Ahmed Yacoubi evolved what was originally described as a "primitive" style to a highly complex, sophisticated and secret technique of layering in oil glazes that produced canvases of mesmerizing depth and complexity.
In 1966 Yacoubi moved to the United States and continued to work prolifically, exhibit and travel, meeting and being host to diverse and international artists, writers, collectors, politicians and connoisseurs.

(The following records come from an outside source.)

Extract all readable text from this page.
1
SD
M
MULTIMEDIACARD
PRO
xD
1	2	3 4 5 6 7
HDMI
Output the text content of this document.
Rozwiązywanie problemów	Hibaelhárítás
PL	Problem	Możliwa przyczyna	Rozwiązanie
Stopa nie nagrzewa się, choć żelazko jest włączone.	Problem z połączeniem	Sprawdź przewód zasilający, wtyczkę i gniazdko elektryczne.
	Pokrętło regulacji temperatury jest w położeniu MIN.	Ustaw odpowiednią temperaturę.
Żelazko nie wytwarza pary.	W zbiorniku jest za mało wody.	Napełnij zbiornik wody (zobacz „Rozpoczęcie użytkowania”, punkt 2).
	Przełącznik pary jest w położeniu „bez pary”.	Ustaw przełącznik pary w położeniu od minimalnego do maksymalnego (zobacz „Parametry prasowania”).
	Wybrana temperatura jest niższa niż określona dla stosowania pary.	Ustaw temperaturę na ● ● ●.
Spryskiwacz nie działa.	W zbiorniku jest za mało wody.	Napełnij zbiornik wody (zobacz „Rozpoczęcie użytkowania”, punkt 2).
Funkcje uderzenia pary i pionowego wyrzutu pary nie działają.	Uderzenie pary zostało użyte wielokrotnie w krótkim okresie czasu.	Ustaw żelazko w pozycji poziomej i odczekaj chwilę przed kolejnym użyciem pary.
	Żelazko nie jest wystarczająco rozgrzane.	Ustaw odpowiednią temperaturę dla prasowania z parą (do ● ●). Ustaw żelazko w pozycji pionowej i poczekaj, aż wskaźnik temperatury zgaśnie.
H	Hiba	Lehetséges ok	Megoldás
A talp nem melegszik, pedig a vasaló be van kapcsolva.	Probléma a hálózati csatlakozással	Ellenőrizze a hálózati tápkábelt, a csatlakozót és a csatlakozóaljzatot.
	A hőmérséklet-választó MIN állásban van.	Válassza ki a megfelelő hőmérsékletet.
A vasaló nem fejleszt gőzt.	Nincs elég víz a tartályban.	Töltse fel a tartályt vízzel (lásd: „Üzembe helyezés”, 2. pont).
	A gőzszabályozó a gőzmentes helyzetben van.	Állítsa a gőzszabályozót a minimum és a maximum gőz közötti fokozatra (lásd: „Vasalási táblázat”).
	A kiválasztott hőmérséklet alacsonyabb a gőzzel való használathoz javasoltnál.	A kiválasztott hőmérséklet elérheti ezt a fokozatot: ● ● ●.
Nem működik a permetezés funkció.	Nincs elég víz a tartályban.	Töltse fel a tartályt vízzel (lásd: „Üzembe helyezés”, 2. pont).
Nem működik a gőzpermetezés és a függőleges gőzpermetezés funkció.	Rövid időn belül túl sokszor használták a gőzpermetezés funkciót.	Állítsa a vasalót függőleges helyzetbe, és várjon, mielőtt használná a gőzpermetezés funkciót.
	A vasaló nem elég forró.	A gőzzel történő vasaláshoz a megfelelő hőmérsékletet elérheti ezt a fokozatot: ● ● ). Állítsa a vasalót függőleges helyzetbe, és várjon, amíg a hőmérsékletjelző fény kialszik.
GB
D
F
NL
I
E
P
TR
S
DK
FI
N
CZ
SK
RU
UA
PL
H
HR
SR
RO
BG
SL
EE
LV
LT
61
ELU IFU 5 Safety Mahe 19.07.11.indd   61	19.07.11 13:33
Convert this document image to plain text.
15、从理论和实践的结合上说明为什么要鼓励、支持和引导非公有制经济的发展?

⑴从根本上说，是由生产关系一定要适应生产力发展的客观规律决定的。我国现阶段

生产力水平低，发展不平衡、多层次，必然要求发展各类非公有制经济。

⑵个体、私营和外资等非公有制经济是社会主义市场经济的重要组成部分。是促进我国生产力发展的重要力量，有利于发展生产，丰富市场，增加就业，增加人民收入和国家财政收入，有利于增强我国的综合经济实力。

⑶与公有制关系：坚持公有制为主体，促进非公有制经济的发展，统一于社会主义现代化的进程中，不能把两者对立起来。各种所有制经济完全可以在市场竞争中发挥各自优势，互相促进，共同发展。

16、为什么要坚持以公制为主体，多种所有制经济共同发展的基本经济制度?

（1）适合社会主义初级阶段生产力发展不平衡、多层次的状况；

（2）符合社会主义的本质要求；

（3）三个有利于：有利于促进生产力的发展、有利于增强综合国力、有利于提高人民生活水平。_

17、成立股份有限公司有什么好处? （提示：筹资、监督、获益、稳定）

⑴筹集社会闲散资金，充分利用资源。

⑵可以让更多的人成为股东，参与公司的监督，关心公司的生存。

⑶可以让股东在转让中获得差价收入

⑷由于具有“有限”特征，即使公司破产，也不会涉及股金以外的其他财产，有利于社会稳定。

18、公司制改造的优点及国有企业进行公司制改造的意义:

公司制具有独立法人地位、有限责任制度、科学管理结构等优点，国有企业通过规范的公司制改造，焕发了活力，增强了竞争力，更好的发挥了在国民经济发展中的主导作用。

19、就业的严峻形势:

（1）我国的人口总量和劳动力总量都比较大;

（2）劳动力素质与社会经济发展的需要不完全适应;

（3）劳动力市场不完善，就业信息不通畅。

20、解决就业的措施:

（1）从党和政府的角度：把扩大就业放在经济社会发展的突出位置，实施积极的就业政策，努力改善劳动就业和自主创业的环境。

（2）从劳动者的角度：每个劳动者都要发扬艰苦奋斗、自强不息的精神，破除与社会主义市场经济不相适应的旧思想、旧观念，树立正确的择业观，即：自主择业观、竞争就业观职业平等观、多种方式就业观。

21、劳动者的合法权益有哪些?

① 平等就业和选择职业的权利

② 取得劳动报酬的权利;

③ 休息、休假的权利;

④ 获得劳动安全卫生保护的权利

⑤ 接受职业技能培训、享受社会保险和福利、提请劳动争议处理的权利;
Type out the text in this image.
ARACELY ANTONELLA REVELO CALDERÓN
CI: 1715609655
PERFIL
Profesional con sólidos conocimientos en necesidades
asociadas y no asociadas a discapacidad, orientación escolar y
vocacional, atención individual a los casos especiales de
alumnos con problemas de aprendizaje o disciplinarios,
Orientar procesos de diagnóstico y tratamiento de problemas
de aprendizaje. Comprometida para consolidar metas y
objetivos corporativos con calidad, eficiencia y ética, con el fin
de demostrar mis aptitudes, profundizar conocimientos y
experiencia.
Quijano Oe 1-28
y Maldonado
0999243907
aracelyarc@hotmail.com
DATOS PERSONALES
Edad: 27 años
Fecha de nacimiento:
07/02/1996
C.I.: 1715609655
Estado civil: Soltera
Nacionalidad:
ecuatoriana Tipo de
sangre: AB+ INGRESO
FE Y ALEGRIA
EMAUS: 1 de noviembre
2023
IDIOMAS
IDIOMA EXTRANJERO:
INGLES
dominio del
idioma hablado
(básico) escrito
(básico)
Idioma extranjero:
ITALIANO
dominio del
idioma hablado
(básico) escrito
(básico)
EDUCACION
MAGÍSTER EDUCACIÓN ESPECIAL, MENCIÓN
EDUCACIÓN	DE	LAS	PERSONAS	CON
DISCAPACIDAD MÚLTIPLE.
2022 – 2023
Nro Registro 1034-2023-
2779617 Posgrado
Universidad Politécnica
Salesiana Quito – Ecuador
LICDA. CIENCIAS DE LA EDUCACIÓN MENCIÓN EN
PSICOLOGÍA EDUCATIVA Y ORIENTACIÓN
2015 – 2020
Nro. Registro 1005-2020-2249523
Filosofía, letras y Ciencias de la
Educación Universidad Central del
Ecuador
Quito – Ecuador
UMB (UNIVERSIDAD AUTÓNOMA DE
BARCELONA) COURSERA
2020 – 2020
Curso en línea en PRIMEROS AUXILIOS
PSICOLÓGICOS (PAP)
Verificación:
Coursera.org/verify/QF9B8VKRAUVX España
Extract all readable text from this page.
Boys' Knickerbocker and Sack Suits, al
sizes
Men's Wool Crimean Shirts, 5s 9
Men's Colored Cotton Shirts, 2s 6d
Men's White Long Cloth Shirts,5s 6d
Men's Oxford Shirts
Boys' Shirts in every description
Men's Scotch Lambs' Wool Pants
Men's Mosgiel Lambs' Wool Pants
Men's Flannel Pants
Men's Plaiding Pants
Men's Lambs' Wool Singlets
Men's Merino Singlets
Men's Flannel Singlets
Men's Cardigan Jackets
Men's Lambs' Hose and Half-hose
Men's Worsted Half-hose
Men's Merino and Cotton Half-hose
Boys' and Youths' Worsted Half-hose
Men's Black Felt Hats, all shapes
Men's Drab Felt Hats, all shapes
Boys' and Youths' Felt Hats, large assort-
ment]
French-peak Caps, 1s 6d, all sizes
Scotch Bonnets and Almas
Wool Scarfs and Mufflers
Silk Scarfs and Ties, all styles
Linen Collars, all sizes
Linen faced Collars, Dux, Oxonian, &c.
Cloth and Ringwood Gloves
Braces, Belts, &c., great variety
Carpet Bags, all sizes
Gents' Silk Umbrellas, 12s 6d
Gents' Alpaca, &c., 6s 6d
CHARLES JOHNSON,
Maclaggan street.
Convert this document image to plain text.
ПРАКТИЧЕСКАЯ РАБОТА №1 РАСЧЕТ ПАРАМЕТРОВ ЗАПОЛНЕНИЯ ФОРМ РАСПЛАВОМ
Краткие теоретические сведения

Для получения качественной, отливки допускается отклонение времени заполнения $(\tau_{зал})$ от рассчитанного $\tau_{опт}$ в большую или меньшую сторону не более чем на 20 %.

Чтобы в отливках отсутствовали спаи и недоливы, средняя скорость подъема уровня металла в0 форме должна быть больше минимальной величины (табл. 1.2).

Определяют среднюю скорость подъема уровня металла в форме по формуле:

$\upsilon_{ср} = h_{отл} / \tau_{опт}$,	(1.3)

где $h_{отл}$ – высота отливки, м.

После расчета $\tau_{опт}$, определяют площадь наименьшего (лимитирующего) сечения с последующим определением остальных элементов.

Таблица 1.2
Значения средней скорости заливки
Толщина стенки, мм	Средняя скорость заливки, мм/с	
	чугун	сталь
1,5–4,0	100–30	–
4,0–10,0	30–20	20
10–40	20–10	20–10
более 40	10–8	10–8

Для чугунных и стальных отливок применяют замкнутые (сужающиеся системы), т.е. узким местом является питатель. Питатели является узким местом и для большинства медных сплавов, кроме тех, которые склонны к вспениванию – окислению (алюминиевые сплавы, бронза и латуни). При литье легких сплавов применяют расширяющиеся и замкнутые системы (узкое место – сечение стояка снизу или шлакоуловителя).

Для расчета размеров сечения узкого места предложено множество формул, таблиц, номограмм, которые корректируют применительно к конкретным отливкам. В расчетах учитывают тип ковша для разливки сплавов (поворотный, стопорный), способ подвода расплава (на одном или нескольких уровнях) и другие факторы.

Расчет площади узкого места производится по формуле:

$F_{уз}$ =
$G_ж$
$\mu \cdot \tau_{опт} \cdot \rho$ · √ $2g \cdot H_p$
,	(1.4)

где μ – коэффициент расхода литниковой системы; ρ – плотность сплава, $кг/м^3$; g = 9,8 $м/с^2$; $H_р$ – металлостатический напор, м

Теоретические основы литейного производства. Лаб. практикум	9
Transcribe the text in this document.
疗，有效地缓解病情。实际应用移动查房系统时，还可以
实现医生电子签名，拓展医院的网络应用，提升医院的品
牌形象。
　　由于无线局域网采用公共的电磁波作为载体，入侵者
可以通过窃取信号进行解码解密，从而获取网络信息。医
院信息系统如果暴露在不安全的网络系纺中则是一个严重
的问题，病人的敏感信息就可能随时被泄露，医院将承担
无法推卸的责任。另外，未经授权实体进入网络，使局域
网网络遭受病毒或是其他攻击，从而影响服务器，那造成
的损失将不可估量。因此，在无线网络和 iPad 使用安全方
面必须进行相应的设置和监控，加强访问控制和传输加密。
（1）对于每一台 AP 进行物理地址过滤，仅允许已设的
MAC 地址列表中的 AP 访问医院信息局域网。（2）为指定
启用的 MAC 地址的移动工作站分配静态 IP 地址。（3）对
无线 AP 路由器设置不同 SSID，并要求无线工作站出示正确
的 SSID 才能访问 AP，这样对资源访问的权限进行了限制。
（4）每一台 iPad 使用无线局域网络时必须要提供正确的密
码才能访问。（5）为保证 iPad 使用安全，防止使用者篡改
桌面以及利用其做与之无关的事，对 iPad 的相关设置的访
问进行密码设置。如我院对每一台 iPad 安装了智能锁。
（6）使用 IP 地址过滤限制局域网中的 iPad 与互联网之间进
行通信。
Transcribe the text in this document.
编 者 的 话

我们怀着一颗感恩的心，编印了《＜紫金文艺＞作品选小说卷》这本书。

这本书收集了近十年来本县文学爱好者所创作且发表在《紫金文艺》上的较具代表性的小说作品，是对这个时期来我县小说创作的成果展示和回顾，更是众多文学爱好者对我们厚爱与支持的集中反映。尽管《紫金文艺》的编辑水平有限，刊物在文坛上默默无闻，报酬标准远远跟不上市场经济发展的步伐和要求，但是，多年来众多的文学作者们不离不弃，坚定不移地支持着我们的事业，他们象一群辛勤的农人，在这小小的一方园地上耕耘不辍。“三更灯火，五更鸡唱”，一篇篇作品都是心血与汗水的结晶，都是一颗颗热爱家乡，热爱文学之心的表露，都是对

Befriending Peggy Hitchcock and her husband Walter Bowart, owner and publisher of Omen Press, Yacoubi collaborated with friends at their ranch in Tucson and eventually published his first cookbook, "The Alchemist's Cookbook". Returning to New York, thanks to the support of Ellen Stewart (La Mama of the Off Off Broadway theatrical world), Yacoubi lived and painted on Great Jones Street in the East Village where he met the artist Carol Cannon in 1976. They lived and painted together for seven years, parting as friends and still collaborating on exhibits and projects such as the screenplay of his play "The Night Before Thinking". Three years later, Yacoubi received news of the robbery of his paintings and Moroccan antiques from his studio in Tangier simultaneous to his being diagnosed with lung cancer. He died on December 25, 1985, at the age of 57.
His heir, daughter Karima, died suddenly of respiratory problems in London in 2004 at the age of 44.